本発明は、上記実施形態に限定されるものではなく、本発明の技術的思想を逸脱しない範囲における別実施例、種々の変形例、設計変更などをその技術的範囲内に包含するものであることは云うまでもない。
本発明に係るアミノベンゼンを原料とした窒素ドープDLC膜及びその製造方法によれば、試料の表面に形成された窒素ドープDLC膜中にはシアン基(CN基)が殆ど無い又は存在せず、同時に排ガス中にもCN基が殆ど無い又は存在しないため、人体に極めて安全な窒素ドープDLC膜及びその製造方法を提供するものである。

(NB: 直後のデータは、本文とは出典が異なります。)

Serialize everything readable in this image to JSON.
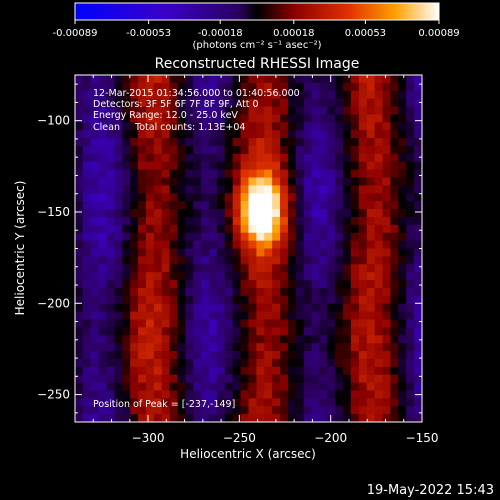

近年、試料表面を改善するために各種のDLC(C-H)膜がコーティングされた各種試料が市場で流通販売されており、このような状況下で人体にも環境にも極めて優しいDLC膜関連製品を提供することが可能となった。
1 プラズマイオン注入型の成膜装置
2 高周波パルス電源
3 パルスバイアス電源
4 マッチング回路
5 フィードスルー
6 チャンバ
7 ガス供給部
8 排気部
9 試料(被膜される物品)
10 スパッタ部
11 プラズマ
12 空間部
20 試験片
21 トライボット試験機
22 固定ディスク(相手材)
23 潤滑油入口
24 潤滑油出口
25 荷重
26 回転方向

Claims (14)

  1. アミノベンゼンを原料として用いて窒素ドープDLC(N:C-H)膜を製造することを特徴とする窒素ドープDLC(N:C-H)膜の製造方法。
  2. 化学的蒸着法により前記窒素ドープDLC(N:C-H)膜を製造する請求項1に記載の窒素ドープDLC(N:C-H)膜の製造方法。

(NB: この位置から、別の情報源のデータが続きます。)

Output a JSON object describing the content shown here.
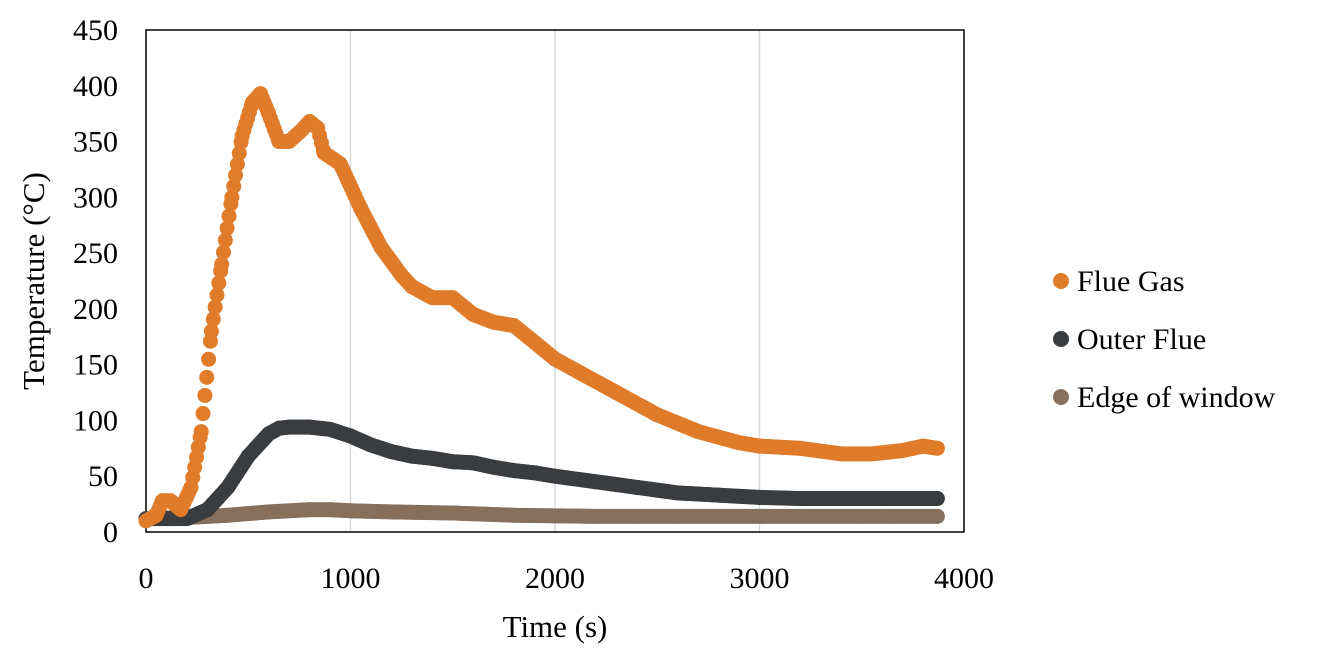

  3. 前記化学的蒸着法がプラズマイオン注入成膜法である請求項2に記載の窒素ドープDLC(N:C-H)膜の製造方法。
  4. 原料としてアミノベンゼンに加えて他の有機ガスを供給する請求項1〜3のいずれかに記載の窒素ドープDLC(N:C-H)膜の製造方法。
  5. 前記窒素ドープDLC(N:C-H)膜の窒素含有量が6.0原子パーセント(6.0at%)以下である請求項1〜4のいずれかに記載の窒素ドープDLC(N:C-H)膜の製造方法。
  6. 前記窒素ドープDLC膜がアミノベンゼンのアミノ基であるC−NH2基又はC−NH+基をDLC膜のネットワークに導入した窒素ドープDLC(N:C-H)膜である請求項1〜5のいずれかに記載の窒素ドープDLC(N:C-H)膜の製造方法。
  7. 窒素ドープDLC膜がアミノベンゼンの分解物で構成されることを特徴とする窒素ドープDLC(N:C-H)膜。
  8. アミノベンゼン以外の他の有機ガスの分解物も混在している請求項7に記載の窒素ドープDLC(N:C-H)膜。
  9. アミノベンゼンのアミノ基であるC−NH2基又はC−NH+基がDLC膜のネットワークに導入されていることを特徴とする窒素ドープDLC(N:C-H)膜。
  10. 前記窒素ドープDLC膜のナノインデンテーション硬さが10GPa以上及び/又は16GPa以下である請求項7〜9のいずれかに記載の窒素ドープDLC(N:C-H)膜。
  11. 乾式下、水中下又は油潤滑下のいずれかで用いられる請求項7〜9のいずれかに記載の窒素ドープDLC(N:C-H)膜。
  12. 導電性膜として用いられる請求項7〜9のいずれかに記載の窒素ドープDLC(N:C-H)膜。
  13. 窒素含有量を増大させて表面抵抗率を低下させることにより導電性を発現する請求項12に記載の窒素ドープDLC(N:C-H)膜。
  14. 窒素含有量を増大させることにより低摩擦性を発現する請求項7〜9のいずれかに記載の窒素ドープDLC(N:C-H)膜。